If the 2021 elections tell us anything, they tell a complicated story. What went wrong in Hartlepool that went right in Liverpool? What was good in Kent and Sussex that failed in Essex? Aside from organisational lessons (of which there will be plenty), this picture shows us how complicated English politics is. And then there is the interplay between Welsh Labour and Scottish Labour, and how the approaches to devolution are made different by language, culture and institutions.

It is complicated, alright. But one thing is simple: at the time of the next election we need to be able to win a minimum of 327 seats in the House of Commons. To do that, we need to find the things that will unify across the complex landscape of the United Kingdom. And if we philosophically believe that our people have more in common than that which divides them, surely this cannot be an impossible task.

Not least because the biggest challenges we face are the most widespread. Whether it is the rising prevalence of mental ill health, or the general acknowledgment that how children are supported to deal with trauma will affect them throughout their lives, these are universal causes. Having a job that is fulfilling, a home that is safe and dry and the best for those who carry our hopes: our children.

Unifying causes are sometimes deceptively simple. But it is crucial that we fight on territory that unites people, otherwise we will be forever stuck with a Tory government that launches culture war after culture war knowing that if it divides the coalition against them, it will always win.

Finding the causes that unify also forces us to choose. Remember those Tory failings? Raising child benefit enough to lift 300,000 children out of poverty costs about £3bn. Choose that and you can’t spend that £3bn on something else. At its height, Sure Start cost about £2bn per year. Choose that and you can’t spend it on something else. We have to decide.

There will be many calls on our attention between now and the next general election, but nonetheless, we must be able to prioritise. Our pledge card cannot be the length of a roll of wallpaper. To govern is to choose, and if you can’t choose, you can’t govern.
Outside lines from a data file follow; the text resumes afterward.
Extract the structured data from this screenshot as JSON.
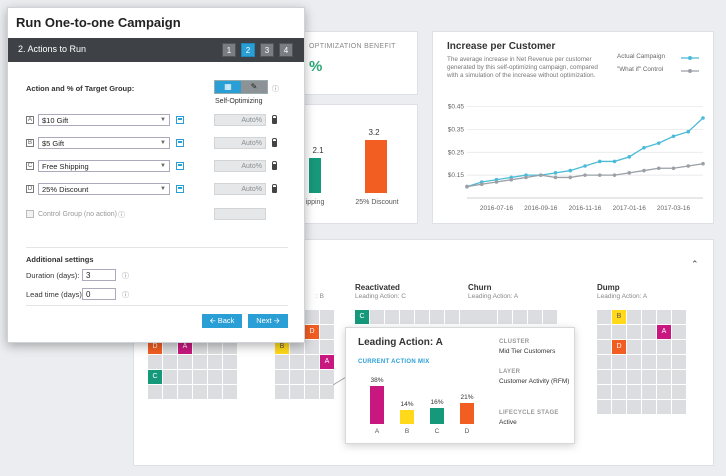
{
  "background": {
    "opt_benefit": {
      "label": "OPTIMIZATION BENEFIT",
      "value": "%"
    },
    "mini_chart": {
      "bars": [
        {
          "value_text": "",
          "value": 2.1,
          "category": "Free Shipping",
          "color": "#16987b",
          "value_label": "2.1"
        },
        {
          "value_text": "3.2",
          "value": 3.2,
          "category": "25% Discount",
          "color": "#f25e22"
        }
      ]
    },
    "increase_per_customer": {
      "title": "Increase per Customer",
      "description": "The average increase in Net Revenue per customer generated by this self-optimizing campaign, compared with a simulation of the increase without optimization.",
      "legend": [
        {
          "name": "Actual Campaign",
          "color": "#4bbbd8"
        },
        {
          "name": "\"What if\" Control",
          "color": "#9aa0a6"
        }
      ]
    }
  },
  "chart_data": {
    "type": "line",
    "x": [
      "2016-06-05",
      "2016-06-26",
      "2016-07-16",
      "2016-08-06",
      "2016-08-27",
      "2016-09-16",
      "2016-10-07",
      "2016-10-28",
      "2016-11-16",
      "2016-12-07",
      "2016-12-28",
      "2017-01-16",
      "2017-02-06",
      "2017-02-27",
      "2017-03-16",
      "2017-04-06",
      "2017-04-27"
    ],
    "xticks": [
      "2016-07-16",
      "2016-09-16",
      "2016-11-16",
      "2017-01-16",
      "2017-03-16"
    ],
    "yticks": [
      "$0.45",
      "$0.35",
      "$0.25",
      "$0.15"
    ],
    "ylim": [
      0.05,
      0.47
    ],
    "series": [
      {
        "name": "Actual Campaign",
        "color": "#4bbbd8",
        "values": [
          0.1,
          0.12,
          0.13,
          0.14,
          0.15,
          0.15,
          0.16,
          0.17,
          0.19,
          0.21,
          0.21,
          0.23,
          0.27,
          0.29,
          0.32,
          0.34,
          0.4
        ]
      },
      {
        "name": "\"What if\" Control",
        "color": "#9aa0a6",
        "values": [
          0.1,
          0.11,
          0.12,
          0.13,
          0.14,
          0.15,
          0.14,
          0.14,
          0.15,
          0.15,
          0.15,
          0.16,
          0.17,
          0.18,
          0.18,
          0.19,
          0.2
        ]
      }
    ],
    "grid": true
  },
  "segments": [
    {
      "title": "",
      "sub": ": B"
    },
    {
      "title": "Reactivated",
      "sub": "Leading Action: C"
    },
    {
      "title": "Churn",
      "sub": "Leading Action: A"
    },
    {
      "title": "Dump",
      "sub": "Leading Action: A"
    }
  ],
  "popup": {
    "title": "Leading Action: A",
    "subtitle": "CURRENT ACTION MIX",
    "mix": [
      {
        "cat": "A",
        "value": 38,
        "label": "38%",
        "color": "#c8187f"
      },
      {
        "cat": "B",
        "value": 14,
        "label": "14%",
        "color": "#ffd91a"
      },
      {
        "cat": "C",
        "value": 16,
        "label": "16%",
        "color": "#16987b"
      },
      {
        "cat": "D",
        "value": 21,
        "label": "21%",
        "color": "#f25e22"
      }
    ],
    "details": [
      {
        "label": "CLUSTER",
        "value": "Mid Tier Customers"
      },
      {
        "label": "LAYER",
        "value": "Customer Activity (RFM)"
      },
      {
        "label": "LIFECYCLE STAGE",
        "value": "Active"
      }
    ]
  },
  "wizard": {
    "title": "Run One-to-one Campaign",
    "step_label": "2. Actions to Run",
    "steps": [
      "1",
      "2",
      "3",
      "4"
    ],
    "active_step": "2",
    "section_label": "Action and % of Target Group:",
    "toggle_caption": "Self-Optimizing",
    "toggle_icons": {
      "selected": "grid-icon",
      "other": "pencil-icon"
    },
    "actions": [
      {
        "letter": "A",
        "value": "$10 Gift",
        "auto": "Auto%"
      },
      {
        "letter": "B",
        "value": "$5 Gift",
        "auto": "Auto%"
      },
      {
        "letter": "C",
        "value": "Free Shipping",
        "auto": "Auto%"
      },
      {
        "letter": "D",
        "value": "25% Discount",
        "auto": "Auto%"
      }
    ],
    "control_group": "Control Group (no action)",
    "additional": "Additional settings",
    "duration_label": "Duration (days):",
    "duration_value": "3",
    "lead_label": "Lead time (days):",
    "lead_value": "0",
    "back_label": "Back",
    "next_label": "Next"
  }
}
So, priorities must be clear – not just to us, but to the public, too.

Our priorities must spell out our purpose.

Too often we assume that by ‘not being the Tories’ we are somehow better. We cannot afford to make this assumption. We must spell out what it is we want to govern for, so that no one can mistake our purpose. All our actions must drive towards it, and the hard choices we have to make be explained by it.

Keir Starmer has said it: “I want this to be the best country to grow up in and the best country to grow old in.” We are ambitious for the public’s wellbeing, particularly at the two ends of life, the first of which determines your life chances, and the second of which determines your dignity.

It is this ambition that we must focus on now. What are the changes that a Labour government – and only a Labour government – will deliver to make our country that example of common public health and happiness? What will we prioritise, and which policies will have to wait?